贝茜Eve

浇灌月亮的俗人一个
愿岁岁盛放,照翩翩少年
少不知爱恨,一生最心动
我永远为势均力敌的爱情动心
tape提问箱:伊芙Bessie
爱发电:LOF同名

无问对错

满500fo(我记得好像是kkkk)

苏凰点梗向@和和 (请签收😊)


有小朋友们私信我有没有想要满700点梗啦,我这里说一下,下次开放点梗未知,我手头还一堆没写完kkk


太久没写他们了😭ooc预警!我也不知道有没有表达好....

———————————————————

她知道自己身在梦中,却不知道自己为何会入梦太深。


她不能控制自己的身体,只能被迫看完一个陌生至极又熟悉至极的女人的一生。


霓凰看着水像中与自己一模一样的面容的女人流逝的岁月,她看着她看似圆满的后半生,看她如何让全部人都相信了她的余生足够幸福,不需任何人的担忧和放心不下。

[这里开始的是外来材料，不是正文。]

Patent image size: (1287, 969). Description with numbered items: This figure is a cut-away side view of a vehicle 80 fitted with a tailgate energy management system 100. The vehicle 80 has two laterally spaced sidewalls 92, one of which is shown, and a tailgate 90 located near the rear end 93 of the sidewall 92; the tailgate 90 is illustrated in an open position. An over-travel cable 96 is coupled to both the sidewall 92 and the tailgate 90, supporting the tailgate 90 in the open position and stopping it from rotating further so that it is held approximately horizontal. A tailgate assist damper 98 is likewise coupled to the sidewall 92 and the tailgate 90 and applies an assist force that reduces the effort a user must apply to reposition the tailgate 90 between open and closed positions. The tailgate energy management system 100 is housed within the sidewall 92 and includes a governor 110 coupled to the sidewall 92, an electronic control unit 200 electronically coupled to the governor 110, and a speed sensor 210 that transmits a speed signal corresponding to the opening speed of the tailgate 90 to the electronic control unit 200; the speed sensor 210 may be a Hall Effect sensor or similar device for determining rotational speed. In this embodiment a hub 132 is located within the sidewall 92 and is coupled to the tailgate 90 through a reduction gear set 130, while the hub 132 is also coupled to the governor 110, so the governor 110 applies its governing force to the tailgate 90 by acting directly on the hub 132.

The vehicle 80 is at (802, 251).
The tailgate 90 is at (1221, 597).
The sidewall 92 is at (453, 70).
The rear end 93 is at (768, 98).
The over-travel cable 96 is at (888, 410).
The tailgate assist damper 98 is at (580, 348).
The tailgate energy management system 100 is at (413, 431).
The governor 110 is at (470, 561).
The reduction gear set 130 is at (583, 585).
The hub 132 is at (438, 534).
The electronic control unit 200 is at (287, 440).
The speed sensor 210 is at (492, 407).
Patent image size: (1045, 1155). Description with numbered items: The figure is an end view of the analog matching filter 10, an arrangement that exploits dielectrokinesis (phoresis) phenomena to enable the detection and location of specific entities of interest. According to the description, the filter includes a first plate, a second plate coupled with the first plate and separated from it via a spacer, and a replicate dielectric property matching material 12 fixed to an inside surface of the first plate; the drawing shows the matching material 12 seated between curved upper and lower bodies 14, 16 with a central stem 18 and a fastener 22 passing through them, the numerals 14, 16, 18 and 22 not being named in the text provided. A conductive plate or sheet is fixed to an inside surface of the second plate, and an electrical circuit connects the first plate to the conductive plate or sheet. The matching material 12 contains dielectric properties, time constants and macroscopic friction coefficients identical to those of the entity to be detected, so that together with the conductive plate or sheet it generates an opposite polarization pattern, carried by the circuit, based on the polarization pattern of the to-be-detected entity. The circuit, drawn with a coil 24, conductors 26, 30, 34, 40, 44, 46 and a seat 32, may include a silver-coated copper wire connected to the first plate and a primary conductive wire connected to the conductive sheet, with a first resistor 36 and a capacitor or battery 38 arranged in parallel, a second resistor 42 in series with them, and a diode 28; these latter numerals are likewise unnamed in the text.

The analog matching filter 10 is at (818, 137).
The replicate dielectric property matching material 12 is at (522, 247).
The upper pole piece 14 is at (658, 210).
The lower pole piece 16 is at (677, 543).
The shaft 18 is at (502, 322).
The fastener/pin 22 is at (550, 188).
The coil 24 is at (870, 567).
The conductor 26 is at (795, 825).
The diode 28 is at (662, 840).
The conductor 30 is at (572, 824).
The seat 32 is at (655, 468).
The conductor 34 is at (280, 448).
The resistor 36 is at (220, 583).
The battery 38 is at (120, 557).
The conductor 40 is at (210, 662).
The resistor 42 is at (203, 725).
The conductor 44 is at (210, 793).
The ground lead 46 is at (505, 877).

镜花水月,自己作为局外人看到最后,竟也分不清到底孰真孰假。


所以为何要装作对另一个男子动心?


所以为什么要答应跟另一个男子成亲?


所以为什么.....不陪他....走下去?


“霓凰,你明白的不是吗?”


她听见那女子叹了口气。


她不明白,她该明白什么?


穆霓凰只觉得脑子里乱糟糟的,她隐隐约约觉得自己或许真的明白。


但她,至少现在的她一点也不想承认。


她已经记不清在多久的以前,她才有这种逃避的冲动,这样的,自欺欺人。


或许是在父王战死之时,亦或是更早的从前。


那女人却不想放过她,硬生生要她拨云见日,将她从自己的保护壳里拖出来面对残忍的现实,“你明白的,我与聂铎,一个心甘,一个情愿,没什么不好的。”


只是心甘不是两情相悦的心甘,情愿也不是两情相悦的情愿罢了。


霓凰却又好似陷入了死胡同,苍白了一张俏脸,攥紧拳头,执着地一问再问女人,“为何?”


好似问面前的女子,又好似问的是和她一样再了解他不过的,深明大义的自己。


“那霓凰,你告诉我,如果你是我,又该怎么办呢?”女子作妇人装扮,虽温婉却也掩不住英姿勃勃的飒爽,她的眼睛沧桑得厉害,枯败的像是仅含了一丝光亮,如今许是时候不多,就连这丝光亮也要淹没在无穷无尽的黑夜。


“他完成一切后在世上最放不下的是什么?”女子看着穆霓凰,也不要她的回答,继续自说自话,因为她清楚地知道,这个答案对方心知肚明,无需自己多言。


“他太苦了啊,”女人的声音瞬间喑哑,像提他一句都千般不忍万般不舍,她不提自己,不提自己承受了与她口中的那个他一样的千斤坠,压在心头过了那么多的年岁。


可她的语气却依旧温柔缱绻,“所以剩下的日子我希望他快活些,我宁愿蔺晨扯着他离开,扯着他去尽可能走遍他守望过的山河,甚至硬把他从他自己给家国旧人织就的茧中抽离也罢,他早已被这些缚得透不过气来,他该去走走的,能宽慰些便宽慰些,这样走的时候能少想一点便是一点,毕竟那些未竟之志我来替他也是一样的,我们从那样久的以前就约定好了的呀。”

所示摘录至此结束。